The work ranged from health assessments at migrant learning centers: checking weight, height, nails, signs of lice, to attending reproductive health and family planning workshops, to helping translate and adapt documents across Thai, English, and whatever else was needed that day. I helped observe a midwifery training for community women in remote areas so far from any clinic that they delivered babies themselves, often without the paperwork to prove the child existed afterward.

One of my Japanese colleagues was in her forties and had left a career in business administration to study humanitarian work after earthquake disasters in Japan. The idea that learning had no endpoint, that you could change direction entirely in your forties and it would be the right thing, was new to me.
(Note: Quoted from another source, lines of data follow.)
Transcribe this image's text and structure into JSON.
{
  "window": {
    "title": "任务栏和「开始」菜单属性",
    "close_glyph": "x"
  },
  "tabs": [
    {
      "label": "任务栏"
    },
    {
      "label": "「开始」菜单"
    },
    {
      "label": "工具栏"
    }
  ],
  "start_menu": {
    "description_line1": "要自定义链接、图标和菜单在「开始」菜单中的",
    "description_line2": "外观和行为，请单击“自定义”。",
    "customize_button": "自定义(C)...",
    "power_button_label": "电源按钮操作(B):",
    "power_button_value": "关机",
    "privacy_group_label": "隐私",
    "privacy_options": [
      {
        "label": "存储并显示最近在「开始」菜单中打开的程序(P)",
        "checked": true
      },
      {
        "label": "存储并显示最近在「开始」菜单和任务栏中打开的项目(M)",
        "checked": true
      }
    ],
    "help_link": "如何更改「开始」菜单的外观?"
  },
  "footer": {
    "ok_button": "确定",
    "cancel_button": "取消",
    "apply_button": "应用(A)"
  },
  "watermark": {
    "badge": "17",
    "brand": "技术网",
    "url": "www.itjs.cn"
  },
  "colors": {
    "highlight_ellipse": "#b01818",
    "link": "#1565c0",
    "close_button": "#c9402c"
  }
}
I also met Jillian, a Canadian feminist traveling across South and Southeast Asia for family planning research. She was sharp and warm and completely at ease in complexity. She would later invite me to become the Thailand country coordinator for her organization. That is how IYAFP started.

Outcomes

I went to Mae Tao Clinic thinking I was going to be useful. I left having received more than I gave. I wrote in my journal at the time: “I thought volunteering meant giving something. But here I find myself being taught continuously, about people, about what’s owed to them, about what two hands can and cannot do.”

What the experience clarified: clinical laboratory work in a hospital was not my path. The work I wanted to do was with people, in the messiness of the real world, in the space between systems and human need. Everything that came after, including IYAFP and Women Help Women and the community work, can be traced back to that summer at the border.